Butter and margarine have long been topics of nutritional debate leaving consumers confused about the best choices for health. This is what current research tells us about butter and margarine, including tips for selecting the healthiest option.
Margarine was once looked to as the healthy alternative to butter because it is made with plant oils, which contain less saturated fat and more heart-healthy unsaturated fats. Unfortunately, these oils have to undergo a process called hydrogenation to turn them from a liquid to a spreadable product. As a result, margarines may contain dangerous trans fats. Trans fat raises LDL (bad) cholesterol and lowers HDL (good) cholesterol, making margarine worse for your heart than butter.
When the health effect of trans fats became clear, manufacturers began to formulate new margarine and butter-like spreads that contain little to no trans fat. Current labeling laws in the U.S. allow nutrient labels to state 0 grams of trans fat if the food contains 0.5 grams or fewer per serving. The American Heart Association recommends that trans fat be less than one percent of total calorie intake, so it’s important to check the ingredient list as well as the nutrient label. If you see “partially hydrogenated” in the list, this is an indicator that the spread still contains trans fat.
Butter is made from cream and contains saturated fat, which increases both HDL and LDL cholesterol levels.
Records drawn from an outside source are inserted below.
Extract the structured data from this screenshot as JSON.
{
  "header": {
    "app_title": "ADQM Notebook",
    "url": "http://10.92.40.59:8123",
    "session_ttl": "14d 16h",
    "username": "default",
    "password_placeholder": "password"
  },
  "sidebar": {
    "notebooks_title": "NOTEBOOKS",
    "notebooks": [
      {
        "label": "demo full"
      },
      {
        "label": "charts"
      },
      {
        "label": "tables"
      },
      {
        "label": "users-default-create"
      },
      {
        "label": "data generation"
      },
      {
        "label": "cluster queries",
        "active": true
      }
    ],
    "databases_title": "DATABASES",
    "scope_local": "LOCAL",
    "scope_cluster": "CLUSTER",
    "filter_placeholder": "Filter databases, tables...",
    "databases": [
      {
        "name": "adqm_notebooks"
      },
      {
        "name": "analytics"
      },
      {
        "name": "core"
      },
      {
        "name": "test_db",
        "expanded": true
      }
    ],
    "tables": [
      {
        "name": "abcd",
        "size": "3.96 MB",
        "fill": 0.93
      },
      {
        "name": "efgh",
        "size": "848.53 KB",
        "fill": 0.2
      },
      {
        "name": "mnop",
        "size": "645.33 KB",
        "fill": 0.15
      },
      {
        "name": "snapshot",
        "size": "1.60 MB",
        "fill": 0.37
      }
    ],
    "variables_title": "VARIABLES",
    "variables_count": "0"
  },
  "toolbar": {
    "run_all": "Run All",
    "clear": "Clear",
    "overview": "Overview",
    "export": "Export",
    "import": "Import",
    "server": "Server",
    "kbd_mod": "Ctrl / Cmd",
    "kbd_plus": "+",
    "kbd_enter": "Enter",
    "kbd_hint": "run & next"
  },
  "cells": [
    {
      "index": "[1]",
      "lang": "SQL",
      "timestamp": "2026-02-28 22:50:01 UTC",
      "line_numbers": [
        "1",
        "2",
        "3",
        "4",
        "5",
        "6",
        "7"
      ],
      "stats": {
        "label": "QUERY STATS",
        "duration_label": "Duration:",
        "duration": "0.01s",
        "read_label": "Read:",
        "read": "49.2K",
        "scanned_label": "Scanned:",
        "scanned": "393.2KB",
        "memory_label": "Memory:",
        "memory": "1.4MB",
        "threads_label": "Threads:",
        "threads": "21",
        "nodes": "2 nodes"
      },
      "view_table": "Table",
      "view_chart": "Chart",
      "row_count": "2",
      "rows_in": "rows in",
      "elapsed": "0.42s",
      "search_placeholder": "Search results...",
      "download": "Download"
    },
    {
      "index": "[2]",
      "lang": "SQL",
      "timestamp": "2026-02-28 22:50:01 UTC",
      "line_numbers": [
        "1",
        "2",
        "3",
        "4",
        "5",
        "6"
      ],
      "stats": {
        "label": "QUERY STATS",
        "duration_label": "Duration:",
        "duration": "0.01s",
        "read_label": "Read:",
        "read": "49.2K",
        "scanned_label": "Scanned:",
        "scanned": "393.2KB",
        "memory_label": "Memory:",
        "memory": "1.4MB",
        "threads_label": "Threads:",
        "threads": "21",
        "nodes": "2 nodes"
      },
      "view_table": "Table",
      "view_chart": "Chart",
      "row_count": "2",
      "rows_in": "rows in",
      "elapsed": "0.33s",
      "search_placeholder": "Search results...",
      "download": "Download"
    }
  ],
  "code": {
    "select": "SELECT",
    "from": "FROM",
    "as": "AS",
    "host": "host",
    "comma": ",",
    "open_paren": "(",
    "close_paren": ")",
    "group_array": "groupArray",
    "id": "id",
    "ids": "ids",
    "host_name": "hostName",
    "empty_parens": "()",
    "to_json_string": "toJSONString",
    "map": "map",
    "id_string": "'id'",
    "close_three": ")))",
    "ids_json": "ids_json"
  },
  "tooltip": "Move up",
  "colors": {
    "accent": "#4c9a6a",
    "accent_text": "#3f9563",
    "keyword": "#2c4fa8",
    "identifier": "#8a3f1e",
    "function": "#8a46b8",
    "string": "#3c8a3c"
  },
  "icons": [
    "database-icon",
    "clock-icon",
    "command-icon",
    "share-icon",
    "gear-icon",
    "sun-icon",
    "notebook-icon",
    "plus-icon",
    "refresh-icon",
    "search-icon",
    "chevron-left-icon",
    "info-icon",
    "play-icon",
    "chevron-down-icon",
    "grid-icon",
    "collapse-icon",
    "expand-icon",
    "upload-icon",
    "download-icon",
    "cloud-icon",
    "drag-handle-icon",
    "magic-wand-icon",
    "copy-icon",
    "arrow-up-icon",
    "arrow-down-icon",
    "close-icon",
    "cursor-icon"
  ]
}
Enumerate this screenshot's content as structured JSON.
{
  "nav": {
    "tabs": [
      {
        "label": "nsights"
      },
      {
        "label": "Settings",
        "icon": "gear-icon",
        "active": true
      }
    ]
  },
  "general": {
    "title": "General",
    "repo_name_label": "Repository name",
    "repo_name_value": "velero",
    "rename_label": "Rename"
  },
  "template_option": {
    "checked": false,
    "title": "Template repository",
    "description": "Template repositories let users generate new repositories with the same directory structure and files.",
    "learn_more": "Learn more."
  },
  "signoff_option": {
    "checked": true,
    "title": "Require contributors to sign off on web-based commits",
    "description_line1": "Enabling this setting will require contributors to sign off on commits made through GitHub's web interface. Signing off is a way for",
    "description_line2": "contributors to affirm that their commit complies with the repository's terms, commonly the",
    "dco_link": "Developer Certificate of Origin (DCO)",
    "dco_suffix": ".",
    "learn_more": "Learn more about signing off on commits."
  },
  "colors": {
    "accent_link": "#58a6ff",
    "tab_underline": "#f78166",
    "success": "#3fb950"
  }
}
Many health professionals recommend that butter be used only in moderation, keeping in mind that recommendations for saturated fat are less than nine percent of your total daily calorie intake. (Some professionals believe below seven percent is ideal.) Butter contains seven grams of saturated fat per tablespoon.
Tips for Healthy Choices
According to Harvard Medical School, solid stick margarines that are still available are worse for you than butter due to the trans fat. However, there are newer products that are lower in saturated fat and contain no trans fats. Heart healthy olive oil is still considered superior to both butter and margarine spreads so use it whenever possible. Use butter sparingly, and consider whipped butter which has a lower fat and calorie content per serving.
Another option is to use more nutritious foods that have the qualities of butter and oils. Nut butters and avocados are full of heart-healthy fat and can be used as spreads and in baked goods. Applesauce and bananas don’t provide fat, but they provide both moisture and sweetness, allowing you to cut back on butter, oil, or sugar in recipes.